# Kottenforst Touren????



## Tazer (19. Juli 2004)

Hallo,

ich wollte mein Tourengebiet weiter ergänzen, fahre hauptsächlich im Siebengebirge.Kennt einer von euch schöne Touren im Kottenforst?Kenne mich dort leider nicht so gut aus.Danke schon mal für eure Tips...


MFG Tazer


----------



## talybont (19. Juli 2004)

Einfach mal jeden Weg antesten. Ich habe mich da schon so oft verfahren, dass ich keine Wegbeschreibungen angeben kann  .
Aber es gibt ein paar nette Trails, z.B. das Melbtal oder rund um den Ringwall.

MfG,
Armin


----------



## MTB-News.de




----------



## Deleted 6320 (19. Juli 2004)

Hi, ich fahre oft im KF weil ich direkt in Kessenich anfange. Auch wenn er haupsächlich Rollerstecken hat gibt doch eine Menge Singletrails, ich dehne meine Runden immer Richtung Pecher Hang und Schlößchen oder fast zum Rodderberg/Golfplatz aus, so kann man in 2-3 h auch Reichlich Hm machen


----------



## Balu. (26. Juli 2004)

Servus,

für Bonner eignet sich der Kottenforst meiner Meinung nach perfekt für ne Feierabendrunde!
Mein Tipp:

Derletal rauf auf den Hardtberg - hinterm Malteser KH wieder runter Richtung Alfter - wieder rauf nach Röttgen - Ippendorf - Melbtal runter - Venusberg wieder rauf - Singletrail zur Karthäuserstr. runter - Annaberger rauf bis Annaberger Hof - Klufterbachtal runter und über die Rheinaue auslaufen lassen. Bei Bedarf danach Rheinseite wechseln und am Finkenberg noch ein paar Höhenmeter mitnehmen.

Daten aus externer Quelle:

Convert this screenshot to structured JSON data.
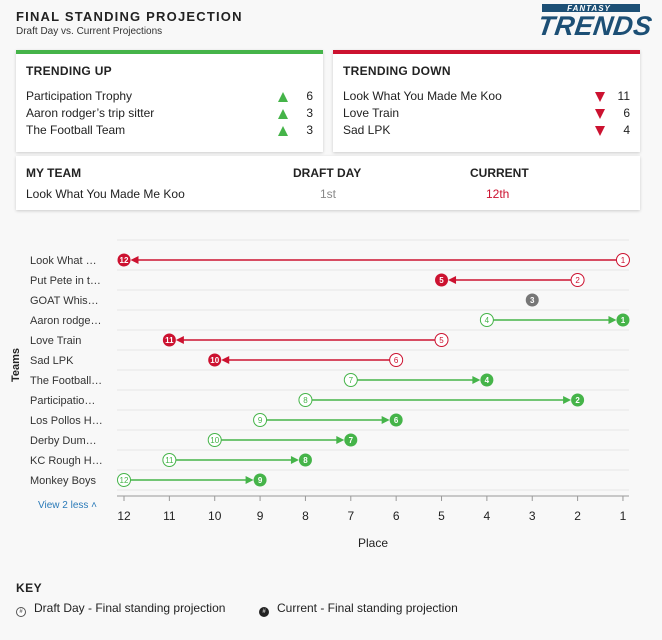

Ich fahr das immer Singlespeed!! Macht irre Spass !! Nachmachen

Moer ears than Gears ! CU in Berlin
SSWC2004.com


----------



## Balu. (26. März 2007)

*Buddel*

http://www.mtb-news.de/lmb/detail.php?t=4252


----------



## Derk (27. März 2007)

Balu. schrieb:


> *Buddel*
> 
> http://www.mtb-news.de/lmb/detail.php?t=4252


 
Ich habe mich mal mit dem Vorbehalt eingetragen, nur insoweit mitzufahren, als  die Tour zunächst  nordwärts führt, also in Richtung Heimat.

Gruß
Derk


----------



## Derk (27. März 2007)

Hallo Balu,

viel Vergnügen bei Eurer Tour;  aber Witterschlick liegt nun doch leider etwas weit entfernt von meinem Rückweg.

Ich trage mich daher mal wieder aus.

Gruß
Derk


----------



## Marc B (28. April 2008)

Ich schließe mich der Frage des Threaderstellers an
Fahrt ihr regelmäßig im Kottenforst?


----------



## 2dangerbiker (28. April 2008)

Ja,
Entweder der erste Teil meiner Trainigsrunde oder auch nur just for fun. Ich bin in 5 Minuten im Kottenforst.


----------



## Marc B (28. April 2008)

Cool Sind eure Treffs immer im LMB eingetragen? Oder habt ihr einen festen Treffpunkt wöchentlich? Suche dringend Locals. Bin bisher da so eine Standardrunde im Kottenforst gefahren, das war ganz cool.


----------